Even with the appearance of lyrics on One, Dierdre remains firmly committed to the fanciful free vocal flights her fans have come to love. On “Waiting for Spring,” the album opener, she alternates between a few urgent, suggestive lines and free vocalization. The stately “B.A.C.H.,” colored with ancient instruments and based on a melody by the great Baroque composer Johann Sebastian Bach (who composed the original tune using only the four letters of his name, thus the title), features Dierdre’s improvised vocals, as do the funky “Close to Us” and sultry “A Way to Love.”

“I want to be in music to make people feel good, relaxed or joyous, but I don’t necessarily need to be telling them how to feel or what I think in order to do that,” she explains, then adds with a laugh, “There are definitely enough people doing that to go around! I will probably keep writing lyrics, but I will also keep singing without them, because the abstract is a really interesting landscape to work on.”

Two cover songs complete One, both of them revealing a little bit more about Dierdre. One, the familiar Moody Blues hit “Nights in White Satin,” is stripped of its orchestral bombast, and reinvented as a hypnotic, minimal trance number based on a bluesy riff the singer first developed on cello. “It’s very different from the original version, and that’s what I like about it!” she says. The other cover tune here, “Lolita Nie en Bloc,” might be unfamiliar to non-Francophiles; the song comes from Noir Desir, one of France’s most legendary rock bands. “Ever since I’ve been in France, I’ve heard about Noir Desir,” Dierdre recalls. “And when I finally saw them onstage, I just went, wow, I get it! I’ve lived here for 14 years and was looking to do a song in French, and I chose this song because the text is really beautiful. I had a lot of fun with that one, and actually did the programming on it.”
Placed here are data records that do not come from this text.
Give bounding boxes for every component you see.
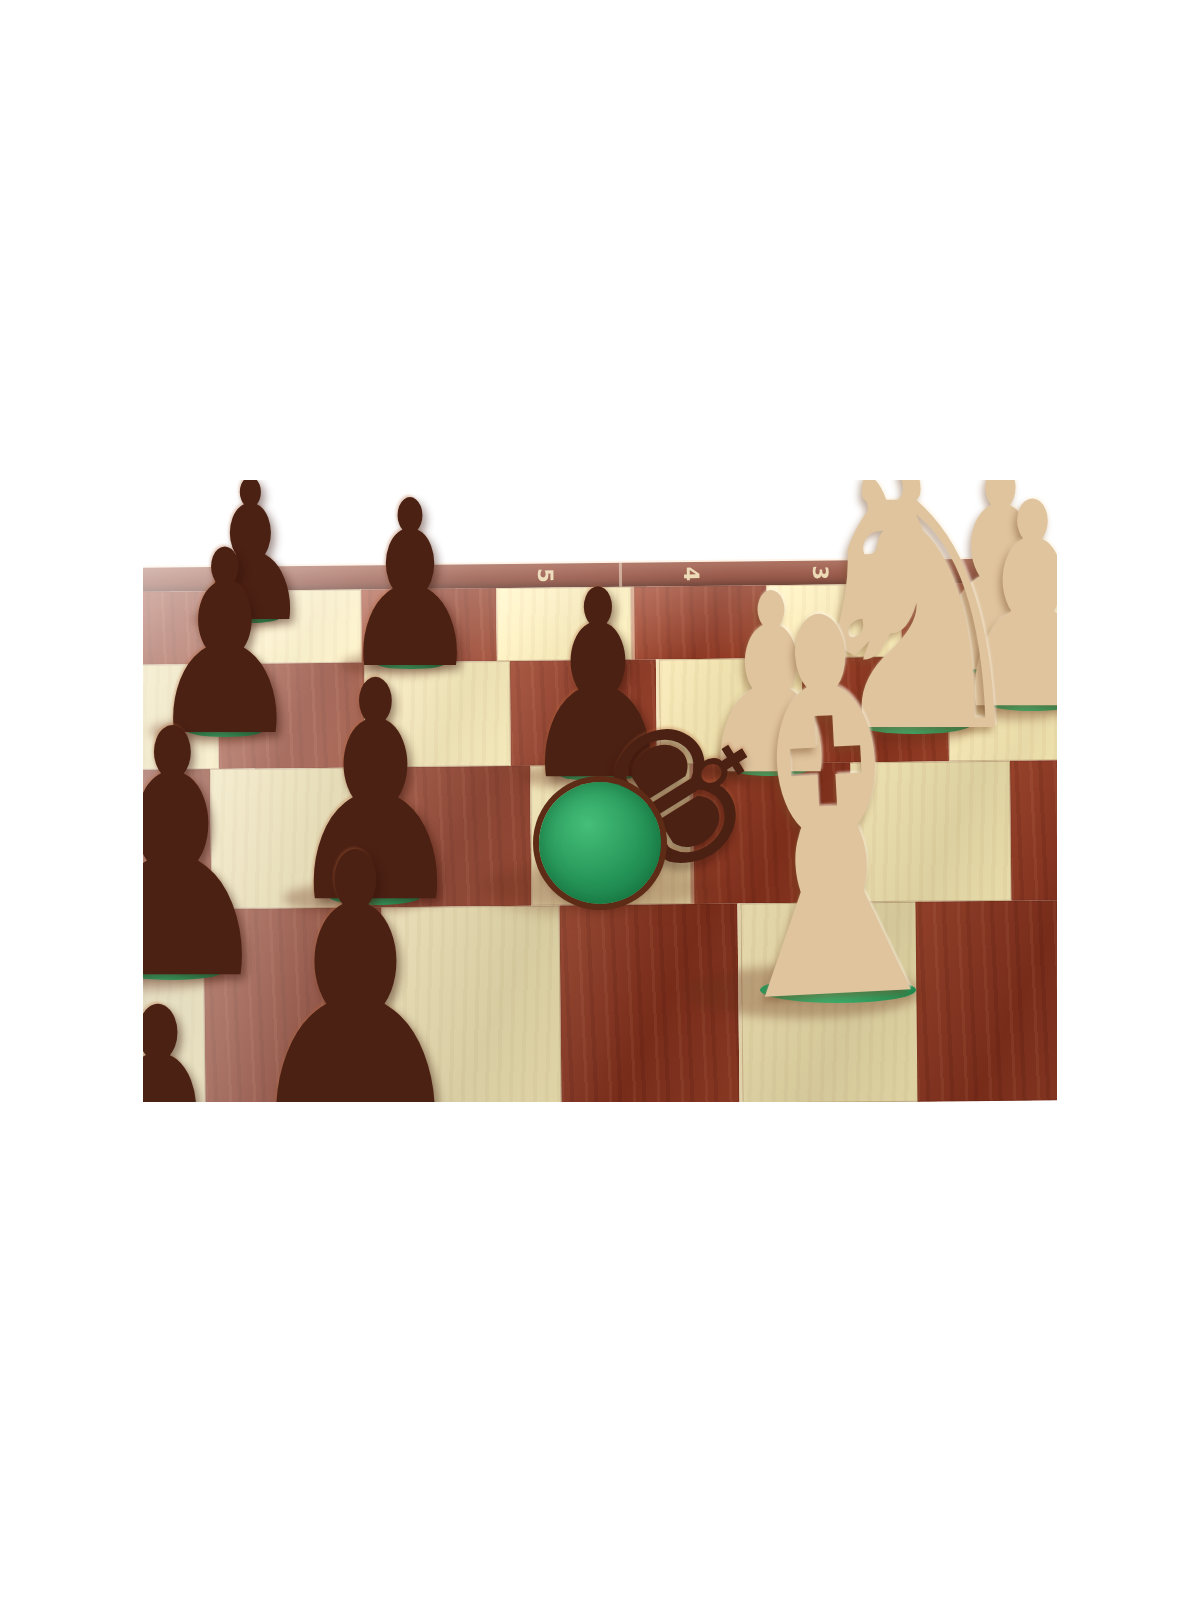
board-square [203, 907, 383, 1102]
board-square [915, 900, 1057, 1102]
board-square [766, 584, 902, 658]
felt-base [187, 724, 263, 737]
board-square [143, 664, 219, 771]
board-square [143, 591, 227, 665]
board-square [1010, 759, 1057, 901]
board-square [361, 588, 497, 662]
board-square [1036, 581, 1057, 655]
felt-base [734, 763, 808, 775]
board-square [656, 658, 806, 765]
felt-base [221, 613, 280, 623]
board-row-h [143, 582, 1057, 665]
rank-label: 4 [679, 562, 703, 586]
board-square [496, 587, 632, 661]
felt-base-disc [539, 782, 661, 904]
board-square [218, 662, 365, 769]
felt-base [330, 889, 421, 904]
board-square [143, 909, 206, 1102]
board-square [364, 661, 511, 768]
felt-base [760, 977, 916, 1003]
board-square [143, 769, 211, 911]
rank-label: 5 [533, 563, 557, 587]
hinge-seam [619, 563, 622, 587]
board-square [631, 585, 770, 659]
board-square [901, 582, 1037, 656]
board-squares [143, 480, 1056, 485]
board-photo: 543 ♟♟♟♟♟♟♟♟♚♞♟♟♟♝ [143, 480, 1057, 1102]
board-square [381, 905, 561, 1102]
felt-base [859, 715, 970, 734]
board-square [850, 761, 1011, 903]
board-square [510, 659, 657, 766]
rank-label: 3 [808, 561, 832, 585]
felt-base [559, 768, 637, 781]
board-row-e [146, 900, 1057, 1102]
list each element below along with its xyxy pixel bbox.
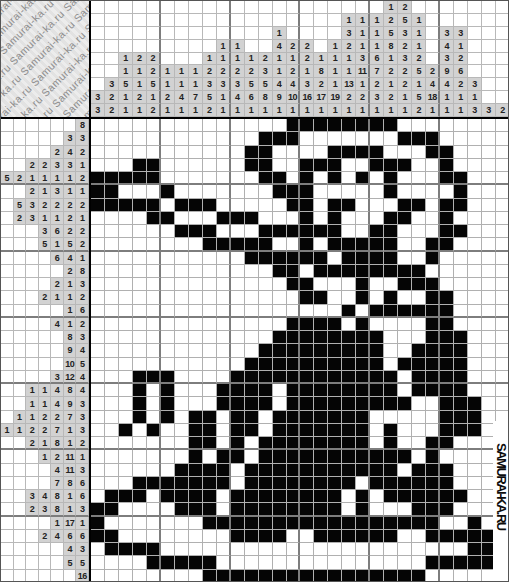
board-cell[interactable] bbox=[440, 225, 454, 238]
board-cell[interactable] bbox=[161, 464, 175, 477]
board-cell[interactable] bbox=[412, 384, 426, 397]
board-cell[interactable] bbox=[245, 252, 259, 265]
board-cell[interactable] bbox=[245, 397, 259, 410]
board-cell[interactable] bbox=[245, 358, 259, 371]
board-cell[interactable] bbox=[440, 490, 454, 503]
board-cell[interactable] bbox=[356, 291, 370, 304]
board-cell[interactable] bbox=[161, 517, 175, 530]
board-cell[interactable] bbox=[412, 570, 426, 582]
board-cell[interactable] bbox=[161, 238, 175, 251]
board-cell[interactable] bbox=[91, 185, 105, 198]
board-cell[interactable] bbox=[370, 278, 384, 291]
board-cell[interactable] bbox=[454, 543, 468, 556]
board-cell[interactable] bbox=[328, 331, 342, 344]
board-cell[interactable] bbox=[273, 397, 287, 410]
board-cell[interactable] bbox=[133, 437, 147, 450]
board-cell[interactable] bbox=[398, 252, 412, 265]
board-cell[interactable] bbox=[133, 305, 147, 318]
board-cell[interactable] bbox=[328, 265, 342, 278]
board-cell[interactable] bbox=[273, 305, 287, 318]
board-cell[interactable] bbox=[314, 278, 328, 291]
board-cell[interactable] bbox=[189, 252, 203, 265]
board-cell[interactable] bbox=[426, 252, 440, 265]
board-cell[interactable] bbox=[454, 278, 468, 291]
board-cell[interactable] bbox=[496, 159, 509, 172]
board-cell[interactable] bbox=[231, 185, 245, 198]
board-cell[interactable] bbox=[440, 199, 454, 212]
board-cell[interactable] bbox=[287, 424, 301, 437]
board-cell[interactable] bbox=[440, 464, 454, 477]
board-cell[interactable] bbox=[147, 384, 161, 397]
board-cell[interactable] bbox=[91, 570, 105, 582]
board-cell[interactable] bbox=[231, 318, 245, 331]
board-cell[interactable] bbox=[342, 318, 356, 331]
board-cell[interactable] bbox=[287, 238, 301, 251]
board-cell[interactable] bbox=[245, 503, 259, 516]
board-cell[interactable] bbox=[356, 344, 370, 357]
board-cell[interactable] bbox=[370, 291, 384, 304]
board-cell[interactable] bbox=[259, 331, 273, 344]
board-cell[interactable] bbox=[245, 278, 259, 291]
board-cell[interactable] bbox=[398, 212, 412, 225]
board-cell[interactable] bbox=[426, 503, 440, 516]
board-cell[interactable] bbox=[259, 278, 273, 291]
board-cell[interactable] bbox=[161, 397, 175, 410]
board-cell[interactable] bbox=[356, 265, 370, 278]
board-cell[interactable] bbox=[328, 411, 342, 424]
board-cell[interactable] bbox=[175, 199, 189, 212]
board-cell[interactable] bbox=[398, 119, 412, 132]
board-cell[interactable] bbox=[119, 477, 133, 490]
board-cell[interactable] bbox=[496, 146, 509, 159]
board-cell[interactable] bbox=[356, 556, 370, 569]
board-cell[interactable] bbox=[300, 331, 314, 344]
board-cell[interactable] bbox=[496, 132, 509, 145]
board-cell[interactable] bbox=[356, 490, 370, 503]
board-cell[interactable] bbox=[482, 199, 496, 212]
board-cell[interactable] bbox=[342, 331, 356, 344]
board-cell[interactable] bbox=[328, 305, 342, 318]
board-cell[interactable] bbox=[384, 464, 398, 477]
board-cell[interactable] bbox=[259, 437, 273, 450]
board-cell[interactable] bbox=[384, 318, 398, 331]
board-cell[interactable] bbox=[370, 172, 384, 185]
board-cell[interactable] bbox=[91, 159, 105, 172]
board-cell[interactable] bbox=[440, 477, 454, 490]
board-cell[interactable] bbox=[426, 331, 440, 344]
board-cell[interactable] bbox=[175, 265, 189, 278]
board-cell[interactable] bbox=[342, 159, 356, 172]
board-cell[interactable] bbox=[468, 490, 482, 503]
board-cell[interactable] bbox=[147, 291, 161, 304]
board-cell[interactable] bbox=[217, 185, 231, 198]
board-cell[interactable] bbox=[245, 437, 259, 450]
board-cell[interactable] bbox=[454, 424, 468, 437]
board-cell[interactable] bbox=[175, 543, 189, 556]
board-cell[interactable] bbox=[398, 424, 412, 437]
board-cell[interactable] bbox=[398, 199, 412, 212]
board-cell[interactable] bbox=[119, 291, 133, 304]
board-cell[interactable] bbox=[384, 477, 398, 490]
board-cell[interactable] bbox=[440, 291, 454, 304]
board-cell[interactable] bbox=[161, 172, 175, 185]
board-cell[interactable] bbox=[454, 238, 468, 251]
board-cell[interactable] bbox=[328, 437, 342, 450]
board-cell[interactable] bbox=[440, 530, 454, 543]
board-cell[interactable] bbox=[105, 265, 119, 278]
board-cell[interactable] bbox=[398, 146, 412, 159]
board-cell[interactable] bbox=[105, 543, 119, 556]
board-cell[interactable] bbox=[175, 252, 189, 265]
board-cell[interactable] bbox=[412, 146, 426, 159]
board-cell[interactable] bbox=[231, 411, 245, 424]
board-cell[interactable] bbox=[412, 159, 426, 172]
board-cell[interactable] bbox=[175, 530, 189, 543]
board-cell[interactable] bbox=[440, 344, 454, 357]
board-cell[interactable] bbox=[342, 199, 356, 212]
board-cell[interactable] bbox=[231, 530, 245, 543]
board-cell[interactable] bbox=[300, 556, 314, 569]
board-cell[interactable] bbox=[370, 371, 384, 384]
board-cell[interactable] bbox=[384, 291, 398, 304]
board-cell[interactable] bbox=[273, 278, 287, 291]
board-cell[interactable] bbox=[231, 371, 245, 384]
board-cell[interactable] bbox=[468, 464, 482, 477]
board-cell[interactable] bbox=[454, 570, 468, 582]
board-cell[interactable] bbox=[482, 172, 496, 185]
board-cell[interactable] bbox=[384, 543, 398, 556]
board-cell[interactable] bbox=[426, 437, 440, 450]
board-cell[interactable] bbox=[161, 212, 175, 225]
board-cell[interactable] bbox=[147, 517, 161, 530]
board-cell[interactable] bbox=[259, 556, 273, 569]
board-cell[interactable] bbox=[147, 530, 161, 543]
board-cell[interactable] bbox=[440, 318, 454, 331]
board-cell[interactable] bbox=[454, 358, 468, 371]
board-cell[interactable] bbox=[398, 132, 412, 145]
board-cell[interactable] bbox=[119, 238, 133, 251]
board-cell[interactable] bbox=[384, 212, 398, 225]
board-cell[interactable] bbox=[147, 172, 161, 185]
board-cell[interactable] bbox=[356, 278, 370, 291]
board-cell[interactable] bbox=[412, 437, 426, 450]
board-cell[interactable] bbox=[189, 517, 203, 530]
board-cell[interactable] bbox=[147, 570, 161, 582]
board-cell[interactable] bbox=[384, 556, 398, 569]
board-cell[interactable] bbox=[217, 159, 231, 172]
board-cell[interactable] bbox=[370, 437, 384, 450]
board-cell[interactable] bbox=[189, 397, 203, 410]
board-cell[interactable] bbox=[412, 490, 426, 503]
board-cell[interactable] bbox=[370, 384, 384, 397]
board-cell[interactable] bbox=[287, 291, 301, 304]
board-cell[interactable] bbox=[287, 119, 301, 132]
board-cell[interactable] bbox=[91, 358, 105, 371]
board-cell[interactable] bbox=[175, 331, 189, 344]
board-cell[interactable] bbox=[161, 199, 175, 212]
board-cell[interactable] bbox=[496, 371, 509, 384]
board-cell[interactable] bbox=[259, 490, 273, 503]
board-cell[interactable] bbox=[440, 119, 454, 132]
board-cell[interactable] bbox=[314, 371, 328, 384]
board-cell[interactable] bbox=[231, 556, 245, 569]
board-cell[interactable] bbox=[468, 331, 482, 344]
board-cell[interactable] bbox=[482, 291, 496, 304]
board-cell[interactable] bbox=[328, 132, 342, 145]
board-cell[interactable] bbox=[328, 450, 342, 463]
board-cell[interactable] bbox=[300, 344, 314, 357]
board-cell[interactable] bbox=[273, 543, 287, 556]
board-cell[interactable] bbox=[119, 397, 133, 410]
board-cell[interactable] bbox=[496, 397, 509, 410]
board-cell[interactable] bbox=[217, 318, 231, 331]
board-cell[interactable] bbox=[273, 291, 287, 304]
board-cell[interactable] bbox=[133, 397, 147, 410]
board-cell[interactable] bbox=[412, 265, 426, 278]
board-cell[interactable] bbox=[175, 570, 189, 582]
board-cell[interactable] bbox=[412, 464, 426, 477]
board-cell[interactable] bbox=[119, 490, 133, 503]
board-cell[interactable] bbox=[328, 238, 342, 251]
board-cell[interactable] bbox=[189, 291, 203, 304]
board-cell[interactable] bbox=[119, 358, 133, 371]
board-cell[interactable] bbox=[189, 172, 203, 185]
board-cell[interactable] bbox=[412, 411, 426, 424]
board-cell[interactable] bbox=[398, 265, 412, 278]
board-cell[interactable] bbox=[314, 464, 328, 477]
board-cell[interactable] bbox=[468, 344, 482, 357]
board-cell[interactable] bbox=[454, 530, 468, 543]
board-cell[interactable] bbox=[468, 278, 482, 291]
board-cell[interactable] bbox=[454, 490, 468, 503]
board-cell[interactable] bbox=[496, 331, 509, 344]
board-cell[interactable] bbox=[175, 146, 189, 159]
board-cell[interactable] bbox=[314, 424, 328, 437]
board-cell[interactable] bbox=[119, 252, 133, 265]
board-cell[interactable] bbox=[300, 517, 314, 530]
board-cell[interactable] bbox=[273, 411, 287, 424]
board-cell[interactable] bbox=[175, 424, 189, 437]
board-cell[interactable] bbox=[259, 132, 273, 145]
board-cell[interactable] bbox=[356, 411, 370, 424]
board-cell[interactable] bbox=[175, 132, 189, 145]
board-cell[interactable] bbox=[370, 450, 384, 463]
board-cell[interactable] bbox=[161, 225, 175, 238]
board-cell[interactable] bbox=[482, 185, 496, 198]
board-cell[interactable] bbox=[147, 371, 161, 384]
board-cell[interactable] bbox=[314, 318, 328, 331]
board-cell[interactable] bbox=[147, 437, 161, 450]
board-cell[interactable] bbox=[91, 278, 105, 291]
board-cell[interactable] bbox=[133, 477, 147, 490]
board-cell[interactable] bbox=[287, 437, 301, 450]
board-cell[interactable] bbox=[105, 331, 119, 344]
board-cell[interactable] bbox=[468, 397, 482, 410]
board-cell[interactable] bbox=[273, 503, 287, 516]
board-cell[interactable] bbox=[189, 185, 203, 198]
board-cell[interactable] bbox=[245, 570, 259, 582]
board-cell[interactable] bbox=[175, 490, 189, 503]
board-cell[interactable] bbox=[147, 252, 161, 265]
board-cell[interactable] bbox=[231, 450, 245, 463]
board-cell[interactable] bbox=[440, 543, 454, 556]
board-cell[interactable] bbox=[384, 172, 398, 185]
board-cell[interactable] bbox=[426, 212, 440, 225]
board-cell[interactable] bbox=[203, 503, 217, 516]
board-cell[interactable] bbox=[342, 238, 356, 251]
board-cell[interactable] bbox=[412, 172, 426, 185]
board-cell[interactable] bbox=[384, 238, 398, 251]
board-cell[interactable] bbox=[314, 503, 328, 516]
board-cell[interactable] bbox=[91, 146, 105, 159]
board-cell[interactable] bbox=[314, 411, 328, 424]
board-cell[interactable] bbox=[231, 199, 245, 212]
board-cell[interactable] bbox=[440, 371, 454, 384]
board-cell[interactable] bbox=[356, 371, 370, 384]
board-cell[interactable] bbox=[384, 119, 398, 132]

 With her album completed, Dierdre is looking forward to taking her new music out on the road. “I’ve already started working on the show, which is going to combine electronics, vocals and video,” she says. “Patrice Mugnier, who did the “Waiting for Spring” video, is working on several other videos for me, and we’re putting together an hour of video for the show. I’ll be on tour with Wayne Frost and hopefully Cricket as well. I’ve already done a few shows, and it’s been a lot of fun.”

Summing up her current state of mind, she adds, “I’m having a lot of fun, I’m meeting a lot of people. And it’s like a kind of musical community—I’ll do some vocals for you, you do a remix for me. It’s about meeting people and sharing.”